Havalar kapalı ama ara sıra güneş de yüzünü gösteriyor. Haftasonu yaklaşırken, yağmursuz veya güneşli haftasonları için çocuklarla da yapabileceğiniz küçük bir rota önerisi paylaşacağım.
Pera, Bizans döneminde yerleşim alanı olmayan, karşıyaka, öte anlamına gelen Pera’dan alıyor adını. Peran bağları denilen bu bölge yüzyıllar boyunca Pera olarak anıldıktan sonra, burayı da içine alan daha büyük bir bölge Beyoğlu olarak adlandırılmıştır.
Pek çok tarihi binanın olduğu bu bölgede Galata kulesine yürüyebilir, kuleye bakan bir cafede bir kahve molası verebilir ve çocuklara Galata Kulesini, Hezarfen Ahmed Çelebiyi ve onun kendini lodoslu bir günde kuş kanatlarından ilham alarak yaptığı kanada benzer aletleri takarak galata kulesinden kendini boşluğa bırakmasını, istanbul boğazından süzülerek uçmasını, ve Üsküdar’a inişini biraz da süsleyerek anlatabilirsiniz.
Beyoğlu’nun ara sokaklarındaki, kimisi sarmaşıklarla kaplı tarihi binalarına bakarak ara sokakları dolaşabilir, eskiden burada kimlerin yaşadığını, ne giydiklerini, nasıl bir hayatları olduğunu tahmin ederek, bunu hikayelendirerek hayal gücünüzün sınırlarını zorlayabilirsiniz.

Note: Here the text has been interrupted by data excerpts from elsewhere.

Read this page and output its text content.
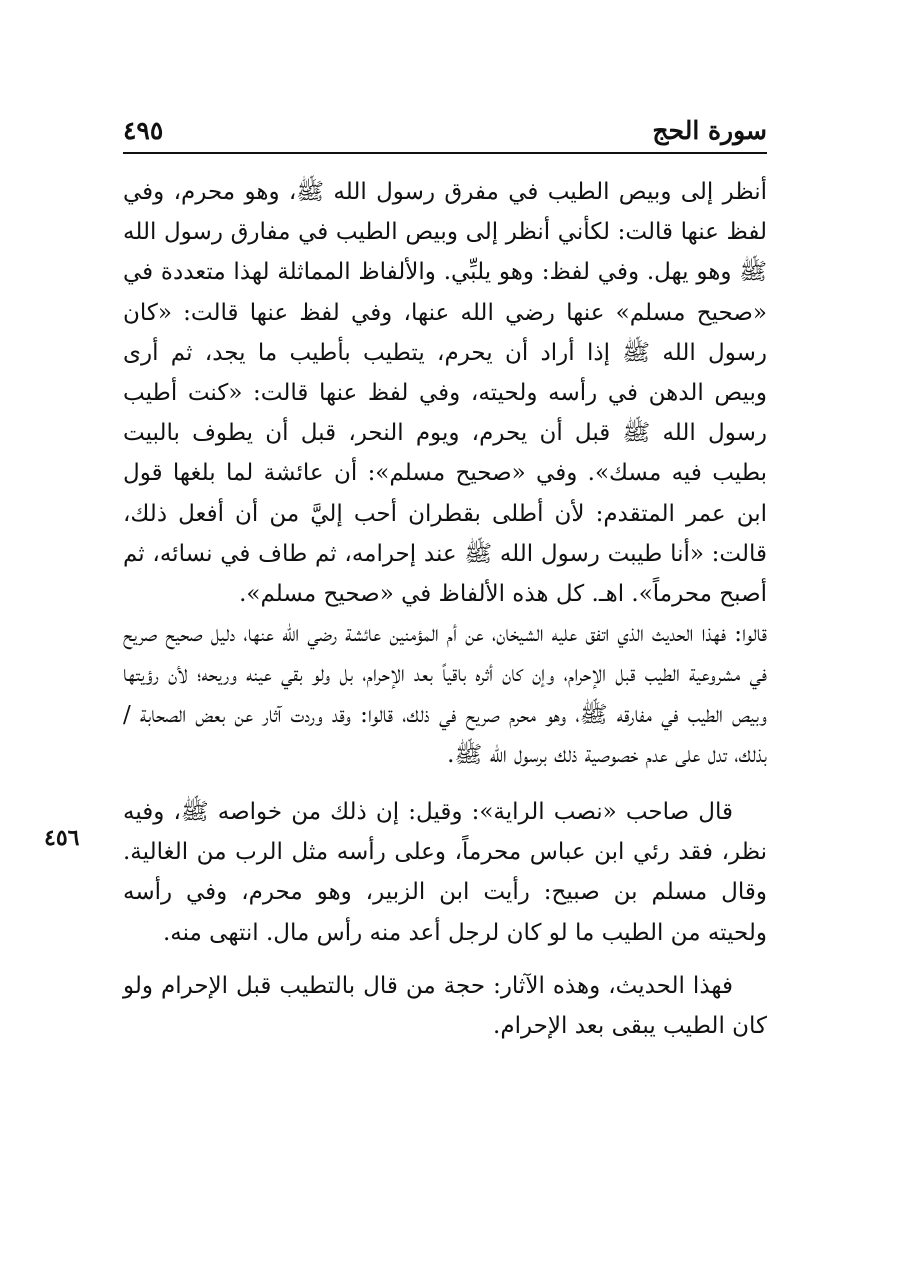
سورة الحج
٤٩٥
٤٥٦

أنظر إلى وبيص الطيب في مفرق رسول الله ﷺ، وهو محرم، وفي لفظ عنها قالت: لكأني أنظر إلى وبيص الطيب في مفارق رسول الله ﷺ وهو يهل. وفي لفظ: وهو يلبِّي. والألفاظ المماثلة لهذا متعددة في «صحيح مسلم» عنها رضي الله عنها، وفي لفظ عنها قالت: «كان رسول الله ﷺ إذا أراد أن يحرم، يتطيب بأطيب ما يجد، ثم أرى وبيص الدهن في رأسه ولحيته، وفي لفظ عنها قالت: «كنت أطيب رسول الله ﷺ قبل أن يحرم، ويوم النحر، قبل أن يطوف بالبيت بطيب فيه مسك». وفي «صحيح مسلم»: أن عائشة لما بلغها قول ابن عمر المتقدم: لأن أطلى بقطران أحب إليَّ من أن أفعل ذلك، قالت: «أنا طيبت رسول الله ﷺ عند إحرامه، ثم طاف في نسائه، ثم أصبح محرماً». اهـ. كل هذه الألفاظ في «صحيح مسلم».

قالوا: فهذا الحديث الذي اتفق عليه الشيخان، عن أم المؤمنين عائشة رضي الله عنها، دليل صحيح صريح في مشروعية الطيب قبل الإحرام، وإن كان أثره باقياً بعد الإحرام، بل ولو بقي عينه وريحه؛ لأن رؤيتها وبيص الطيب في مفارقه ﷺ، وهو محرم صريح في ذلك، قالوا: وقد وردت آثار عن بعض الصحابة /بذلك، تدل على عدم خصوصية ذلك برسول الله ﷺ.

قال صاحب «نصب الراية»: وقيل: إن ذلك من خواصه ﷺ، وفيه نظر، فقد رئي ابن عباس محرماً، وعلى رأسه مثل الرب من الغالية. وقال مسلم بن صبيح: رأيت ابن الزبير، وهو محرم، وفي رأسه ولحيته من الطيب ما لو كان لرجل أعد منه رأس مال. انتهى منه.

فهذا الحديث، وهذه الآثار: حجة من قال بالتطيب قبل الإحرام ولو كان الطيب يبقى بعد الإحرام.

Aznavur Pasajındaki şekerleme dükkanı Hans&Gretel çocukların çok ilgisini çekiyor. Gitmeden önce şekerlemenin sınırlarını belirlemek işinizi kolaylaştırabilir, yetişkinler bile kendine engel olamazken çocuklar ne yapsın :)
Bir başka seçenek olarak Minoa Pera kitapevine gidebilirsiniz. İstanbul modern’in eskiden kullandığı binanın ilk katında yer alan kitapçının ilk şubesi burası değil ama en etkileyicisi olduğu kesin. İki taraftan sarmal bir şekilde yukarıya çıkan basamakların her birinin altında kitaplar var ve merdivenleri çıkarken her iki taraftan sarkan yeşil bitkiler ile sizi biraz fantastik gizli bir geçite götürüyor hissi veriyor. İçeride kafesi de olan kitapçıda oturup yemek yiyebilir veya bir şeyler içebilirsiniz. Bu arada çocuklar bu ışıltılı kitap raflarında yeni kitaplarını seçerken siz de atmosferin tadını çıkarabilirsiniz.
Bölgedeki müzelerden birini ilgi alanınıza göre seçebilir, veya pasajların içindeki çeşitli mağazaları gezebilirsiniz.
İstanbul büyükşehir belediyesinin yenilediği tarihi beyoğlu sinemasına mutlaka uğramanızı tavsiye ederim. Tiyatrolarımızın tek tek yok olmaya başladığını hepimiz biliyoruz. Burada ücretsiz gösterimler ile toplumun her kesimine sinemaya gitme imkanı sağlamakla beraber, planladıkları söyleşiler ile de yazar, yönetmen ve eleştirmenler ile halkı buluşturuyor. Çok iyi iş çıkarmışlar! Alkışlıyorum!
Umarım bu alternatif hafta sonu önerisi bize geldiği kadar size de iyi gelir.